This message is a follow-up to the postmortem published August 10 regarding the delay in Authentication Log reporting that occurred on August 7 from 9:35 AM Eastern (1335 UTC) to 3:45 PM Eastern (1945 UTC).
The following information is for customers using a SIEM or other security tooling via the Duo Admin API. These customers will need to perform manual steps to backfill logs for the affected time period into their SIEM or other system.
If you are not moving Duo logs into an external system or do not wish to backfill your logs into your system, you may disregard this message.
To retrieve your logs, you will need to run a script to download the data from Duo and then import the records into your SIEM or other system.
Step 1: Download the log export script from Duo.
From our Github project page, go to Code > Download ZIP to download the entire project folder.
This folder will contain both the export script, authlog_export.py
, and a requirements.txt
file that will install all the dependencies required for the script to run.
Step 2: Run the script to export your logs.
Execute the script with python authlog_export.py or python3 authlog_export.py
Input your IKEY, SKEY, and host to connect to your Admin API integration.
Specify the directory where you wish to write the logs.
Provide the following start and end time values to fetch the logs for the affected time period. Both values are in UTC and correspond to the incident period of about 9:30 a.m. to 3:45 p.m. ET.
Step 3: Import the downloaded data into your SIEM or other external system.
Follow your usual workflow for manually importing data into your system. Here is a sample set of instructions for Splunk, which uses version 1 of the API.
Click on Next, and then expand the Timestamp settings in the left sidebar to make the following selections:
Click on Next and then from the index dropdown, select Duo as the index to import the data to.
Review your settings and then submit to import the data.
Incident Report - 2020/08/07
Summary:
From 9:35 AM Eastern (1335 UTC) to 3:45 PM Eastern (1945 UTC) on August 7, 2020, new authentication logs were unavailable in the Duo Admin Panel and to customer monitoring workflows, such as automated SIEM logging consumption that relies on retrieving Authentication Logs in near-real-time from Duo’s APIs. From 3:45 PM Eastern (1945 UTC) new logs became available. At 8:49 PM Eastern (0049 UTC August 8, 2020) all data was available.
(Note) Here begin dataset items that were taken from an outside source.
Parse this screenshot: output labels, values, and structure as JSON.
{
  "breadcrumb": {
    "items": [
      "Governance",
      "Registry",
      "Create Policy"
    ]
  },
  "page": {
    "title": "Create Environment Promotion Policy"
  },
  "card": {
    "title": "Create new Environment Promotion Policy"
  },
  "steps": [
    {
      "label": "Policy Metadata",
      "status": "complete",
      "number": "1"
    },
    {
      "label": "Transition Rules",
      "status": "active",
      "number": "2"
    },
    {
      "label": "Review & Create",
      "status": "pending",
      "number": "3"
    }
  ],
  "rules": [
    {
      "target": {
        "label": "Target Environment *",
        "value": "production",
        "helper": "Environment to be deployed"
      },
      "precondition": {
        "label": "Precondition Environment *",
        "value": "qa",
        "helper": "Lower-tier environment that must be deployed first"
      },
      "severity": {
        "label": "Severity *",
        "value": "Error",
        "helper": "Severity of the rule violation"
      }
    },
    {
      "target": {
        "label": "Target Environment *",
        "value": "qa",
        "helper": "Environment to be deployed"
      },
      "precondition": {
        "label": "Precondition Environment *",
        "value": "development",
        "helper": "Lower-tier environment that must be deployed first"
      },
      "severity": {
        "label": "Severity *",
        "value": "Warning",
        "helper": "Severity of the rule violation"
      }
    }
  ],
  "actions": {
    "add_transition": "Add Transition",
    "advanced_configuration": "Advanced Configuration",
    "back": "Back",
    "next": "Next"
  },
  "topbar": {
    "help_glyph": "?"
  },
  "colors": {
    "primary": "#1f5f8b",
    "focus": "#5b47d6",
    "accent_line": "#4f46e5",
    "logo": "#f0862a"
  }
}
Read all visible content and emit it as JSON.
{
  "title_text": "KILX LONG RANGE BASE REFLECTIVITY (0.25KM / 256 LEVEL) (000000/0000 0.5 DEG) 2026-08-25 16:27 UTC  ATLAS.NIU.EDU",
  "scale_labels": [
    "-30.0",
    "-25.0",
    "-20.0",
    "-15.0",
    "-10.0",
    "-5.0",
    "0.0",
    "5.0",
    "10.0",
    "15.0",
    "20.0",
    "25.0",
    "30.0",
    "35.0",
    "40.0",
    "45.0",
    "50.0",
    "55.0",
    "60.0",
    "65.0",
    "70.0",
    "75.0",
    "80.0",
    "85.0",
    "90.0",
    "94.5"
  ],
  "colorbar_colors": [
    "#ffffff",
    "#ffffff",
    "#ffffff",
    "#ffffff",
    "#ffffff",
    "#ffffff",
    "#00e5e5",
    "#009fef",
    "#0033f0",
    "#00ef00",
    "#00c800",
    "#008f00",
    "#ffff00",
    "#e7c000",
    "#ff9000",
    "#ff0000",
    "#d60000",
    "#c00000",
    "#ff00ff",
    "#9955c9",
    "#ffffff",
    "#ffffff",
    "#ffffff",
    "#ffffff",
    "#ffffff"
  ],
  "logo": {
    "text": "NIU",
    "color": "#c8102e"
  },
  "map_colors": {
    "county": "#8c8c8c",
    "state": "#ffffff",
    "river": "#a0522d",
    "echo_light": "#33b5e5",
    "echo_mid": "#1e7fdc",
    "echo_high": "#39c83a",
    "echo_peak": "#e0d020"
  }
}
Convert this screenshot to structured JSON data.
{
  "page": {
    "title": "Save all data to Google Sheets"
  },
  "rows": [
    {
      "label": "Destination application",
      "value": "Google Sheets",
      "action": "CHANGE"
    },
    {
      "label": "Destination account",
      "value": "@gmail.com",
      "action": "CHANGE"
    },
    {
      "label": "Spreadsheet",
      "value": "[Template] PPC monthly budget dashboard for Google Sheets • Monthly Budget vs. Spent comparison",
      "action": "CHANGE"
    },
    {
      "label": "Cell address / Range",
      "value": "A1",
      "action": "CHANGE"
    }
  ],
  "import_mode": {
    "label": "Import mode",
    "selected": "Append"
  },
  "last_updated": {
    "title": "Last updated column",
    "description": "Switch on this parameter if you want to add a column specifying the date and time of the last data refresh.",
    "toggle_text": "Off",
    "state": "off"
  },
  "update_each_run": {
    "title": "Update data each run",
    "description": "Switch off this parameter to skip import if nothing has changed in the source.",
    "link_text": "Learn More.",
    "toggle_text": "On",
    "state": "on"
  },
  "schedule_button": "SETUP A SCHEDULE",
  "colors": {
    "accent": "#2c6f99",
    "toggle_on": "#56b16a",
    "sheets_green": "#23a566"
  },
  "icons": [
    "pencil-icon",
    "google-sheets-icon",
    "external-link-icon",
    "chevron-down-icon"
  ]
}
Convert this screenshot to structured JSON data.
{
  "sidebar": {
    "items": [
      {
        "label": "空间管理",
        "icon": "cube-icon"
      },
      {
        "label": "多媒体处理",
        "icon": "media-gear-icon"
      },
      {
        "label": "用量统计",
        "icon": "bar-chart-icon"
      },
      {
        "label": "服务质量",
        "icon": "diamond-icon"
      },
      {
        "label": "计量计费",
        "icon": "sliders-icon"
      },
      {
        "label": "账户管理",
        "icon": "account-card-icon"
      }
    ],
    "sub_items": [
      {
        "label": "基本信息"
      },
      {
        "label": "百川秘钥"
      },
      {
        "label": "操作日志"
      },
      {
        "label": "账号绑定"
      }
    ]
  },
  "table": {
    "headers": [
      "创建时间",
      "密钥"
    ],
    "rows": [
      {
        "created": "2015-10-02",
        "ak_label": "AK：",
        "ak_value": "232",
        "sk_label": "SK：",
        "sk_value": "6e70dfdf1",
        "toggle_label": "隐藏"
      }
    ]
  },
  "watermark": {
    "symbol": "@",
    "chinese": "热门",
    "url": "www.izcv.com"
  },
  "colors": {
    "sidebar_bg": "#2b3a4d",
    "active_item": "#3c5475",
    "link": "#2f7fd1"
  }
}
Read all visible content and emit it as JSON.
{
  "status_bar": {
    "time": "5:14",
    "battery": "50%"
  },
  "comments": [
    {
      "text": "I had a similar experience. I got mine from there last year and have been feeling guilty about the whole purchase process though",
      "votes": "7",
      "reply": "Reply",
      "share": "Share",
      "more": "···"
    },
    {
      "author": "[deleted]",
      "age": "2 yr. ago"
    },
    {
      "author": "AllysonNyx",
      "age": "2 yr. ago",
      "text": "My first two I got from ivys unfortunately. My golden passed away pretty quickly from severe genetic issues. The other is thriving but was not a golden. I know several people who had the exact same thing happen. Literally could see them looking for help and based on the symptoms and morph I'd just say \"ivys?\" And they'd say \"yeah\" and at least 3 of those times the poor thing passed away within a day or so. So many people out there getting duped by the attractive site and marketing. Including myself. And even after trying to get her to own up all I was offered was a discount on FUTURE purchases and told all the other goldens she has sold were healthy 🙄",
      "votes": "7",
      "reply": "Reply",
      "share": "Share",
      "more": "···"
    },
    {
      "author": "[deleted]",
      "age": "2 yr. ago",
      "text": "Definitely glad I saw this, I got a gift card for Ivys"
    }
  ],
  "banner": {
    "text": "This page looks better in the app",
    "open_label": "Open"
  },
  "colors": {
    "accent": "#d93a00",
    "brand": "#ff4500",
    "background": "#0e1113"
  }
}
This issue has been resolved; no data was lost due to this incident.
Details:
At 11:35 AM Eastern, Duo’s Engineering Team was notified of customer reports that new authentications had stopped appearing in the Authentication Log in the Admin Panel. The team immediately began investigating the issue.
At 12:39 PM, the team completed its initial investigation and determined that authentications were flowing normally but were not being fully processed through Duo’s logging platform since 9:35 AM Eastern. The team also determined that the log data itself had not been lost. The team then began troubleshooting the log ingestion process.
At 1:30 PM, Duo’s Engineering Team determined that one node in the logging cluster had zero free space remaining, which prevented all new writes to the cluster. The cluster did not properly automatically balance the free space available, even though other nodes in the cluster had significant amounts of free space. Alerts had not fired to inform the team that a single node had no free disk space. The team then began working to add space to the affected node without affecting the rest of the cluster.
At 3:45 PM, the team successfully repaired the cluster and log ingestion resumed normally.
At 4:00 PM, the team began to identify a process to backfill missing logs from earlier in the day.
At 5:45 PM, the team began executing the backfill process and monitoring the logging infrastructure to ensure the process was working.
At 8:49 PM, the team confirmed that all logs had been backfilled and no data had been lost.
Customers who rely on automatic processes to populate a SIEM with Duo authentication logs will need to execute manual steps if they wish to backfill data into their SIEMs. Affected customers will receive those instructions via email before August 12.
In response to this incident, Duo’s Engineering Team is investigating with our partners as to why the cluster’s configuration prevented it from automatically balancing the free space of the cluster. Since the incident the team has improved our monitoring surrounding the log ingestion pipeline, including multiple alerts to monitor free space so that we can more quickly detect similar issues. The team has also improved our backfill automation so that backfill can be started more quickly if needed. Duo’s Engineering team is committed to ensuring that authentication logs are highly available.